On the other end of the spectrum from Moholy-Nagy, hyper subjectivity seems to be in vogue these days, especially on TV, where it is being utilized to humorous effect in several comedian-driven shows. Lady Dynamite, a Netflix production starring Maria Bamford and based on her own experiences, chronicles the life of a comedian before and after her emotional collapse and diagnosis of Bipolar II Disorder. Before her breakdown, the Los Angeles-based Maria is a frenetic workaholic with sub par friends and lovers who mistake her illness for high energy, and agents who exploit it. Post-breakdown, she returns home to live with her parents in Duluth, Minnesota, wishing to die in the city’s grey Midwestern light. Back on her feet, and back in L.A., she tries to learn how to say no to her agents and friends and stay on her medication, even though one of its side effects is a slackening of her creative abilities.
The show, created by Pam Brady and Mitchell Hurwitz, is nerve-wracking and raw. The L.A. sequences have the high-key light and cheerful colors of an ’80s sitcom, a dissonant backdrop for the carnival of cruelties that beset Maria. She dresses like she is off to a picnic or a puppy party, trying so hard to be uncomplicated and cheerful that it hurts. In the fourth episode, she takes refuge in an invented identity she has named Diane. Where Maria is squeaky and sexually incompetent, Diane is erotically bold. Diane is disturbing, more symptom than character.
Maria is not vulnerable in the way the world of entertainment wants women to be. Her vulnerability is clinical, rather than merely affective. She has a confused moral map; she doesn’t suffer from a surplus of goodness. Her attempts to be a better person (to be less racist, to be a better friend) are all form, not felt. What is vulnerable in her is her creativity, which is linked to her life force. In one particularly brutal episode, her agent convinces her to toss her meds in order to “be herself”; the result is a total collapse. A comedy about someone who must send her old self off on a burning boat in order to live as a new, more functional, yet dimmed person sounds about as feasible as a musical adaptation of the Francis Farmer Story, but somehow this series works.

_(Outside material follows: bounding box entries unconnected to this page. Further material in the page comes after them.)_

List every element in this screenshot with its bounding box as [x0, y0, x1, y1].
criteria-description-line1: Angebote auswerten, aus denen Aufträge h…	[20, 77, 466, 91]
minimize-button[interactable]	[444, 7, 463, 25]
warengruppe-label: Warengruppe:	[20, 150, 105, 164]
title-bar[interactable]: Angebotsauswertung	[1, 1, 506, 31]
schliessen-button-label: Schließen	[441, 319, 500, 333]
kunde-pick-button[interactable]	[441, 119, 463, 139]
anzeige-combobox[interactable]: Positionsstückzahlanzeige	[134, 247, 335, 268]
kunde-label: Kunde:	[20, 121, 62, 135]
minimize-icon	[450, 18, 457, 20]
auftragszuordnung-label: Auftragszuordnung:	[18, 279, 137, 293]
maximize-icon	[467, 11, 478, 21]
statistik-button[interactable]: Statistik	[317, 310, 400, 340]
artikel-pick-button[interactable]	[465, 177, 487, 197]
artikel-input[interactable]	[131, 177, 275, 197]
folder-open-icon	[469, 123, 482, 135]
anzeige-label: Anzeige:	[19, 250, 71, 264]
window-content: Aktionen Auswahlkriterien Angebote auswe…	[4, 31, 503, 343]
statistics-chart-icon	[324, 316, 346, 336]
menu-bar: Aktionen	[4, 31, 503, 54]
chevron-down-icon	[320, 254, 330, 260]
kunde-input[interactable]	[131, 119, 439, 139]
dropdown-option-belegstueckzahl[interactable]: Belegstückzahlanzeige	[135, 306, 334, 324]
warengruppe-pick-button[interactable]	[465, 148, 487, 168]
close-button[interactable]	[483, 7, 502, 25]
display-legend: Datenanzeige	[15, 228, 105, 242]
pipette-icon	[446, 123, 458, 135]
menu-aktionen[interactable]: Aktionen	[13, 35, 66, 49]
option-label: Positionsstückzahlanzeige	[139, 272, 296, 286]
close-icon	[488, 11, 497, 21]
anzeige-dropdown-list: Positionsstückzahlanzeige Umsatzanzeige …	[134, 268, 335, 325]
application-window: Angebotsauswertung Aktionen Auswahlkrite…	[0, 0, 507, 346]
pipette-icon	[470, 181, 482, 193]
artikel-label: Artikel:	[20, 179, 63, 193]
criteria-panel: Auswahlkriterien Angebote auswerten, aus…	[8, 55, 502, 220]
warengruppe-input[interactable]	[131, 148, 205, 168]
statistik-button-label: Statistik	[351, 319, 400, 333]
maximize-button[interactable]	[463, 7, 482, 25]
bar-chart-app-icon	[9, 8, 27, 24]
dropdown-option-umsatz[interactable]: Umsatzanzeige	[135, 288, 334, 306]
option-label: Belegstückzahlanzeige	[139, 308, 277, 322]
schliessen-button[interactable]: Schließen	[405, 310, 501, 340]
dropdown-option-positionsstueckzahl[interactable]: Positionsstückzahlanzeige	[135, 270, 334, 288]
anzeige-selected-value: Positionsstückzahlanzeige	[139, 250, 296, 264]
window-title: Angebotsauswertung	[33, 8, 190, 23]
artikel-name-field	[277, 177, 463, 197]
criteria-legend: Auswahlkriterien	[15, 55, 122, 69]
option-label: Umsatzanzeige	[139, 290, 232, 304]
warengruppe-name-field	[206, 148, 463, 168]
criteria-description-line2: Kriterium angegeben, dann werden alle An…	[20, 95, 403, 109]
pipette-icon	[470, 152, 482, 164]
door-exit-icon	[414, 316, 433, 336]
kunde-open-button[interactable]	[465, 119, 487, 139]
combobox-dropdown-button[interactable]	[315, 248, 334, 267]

Bamford’s partial valorization of what used to be called “madness” and is now called mental illness has a ring of Romanticism to it. It would have been easier to create a gentler comedy more imbued with the triumph-over-adversity narrative, but that would never capture the character of Maria, who is honest to a moral and pathetic fault. Maria in the present exists in a limbo of half-felt emotions and badly wired human connections. Though she makes it clear that medication saved her life, Bamford’s project is not to flatter the psychopharmacological industry, but rather to reveal its inability to deliver the mental utopia it promises. Bamford’s Romanticist attachment to her own illness is not the “right” way to think about these things. Like Maria, she is on the wrong side of everything.
“Moholy-Nagy: Future Present” runs through September 7 at the Solomon R. Guggenheim Museum in New York; Lady Dynamite is a television series on Netflix.
Matthew Weinstein is an artist based in New York.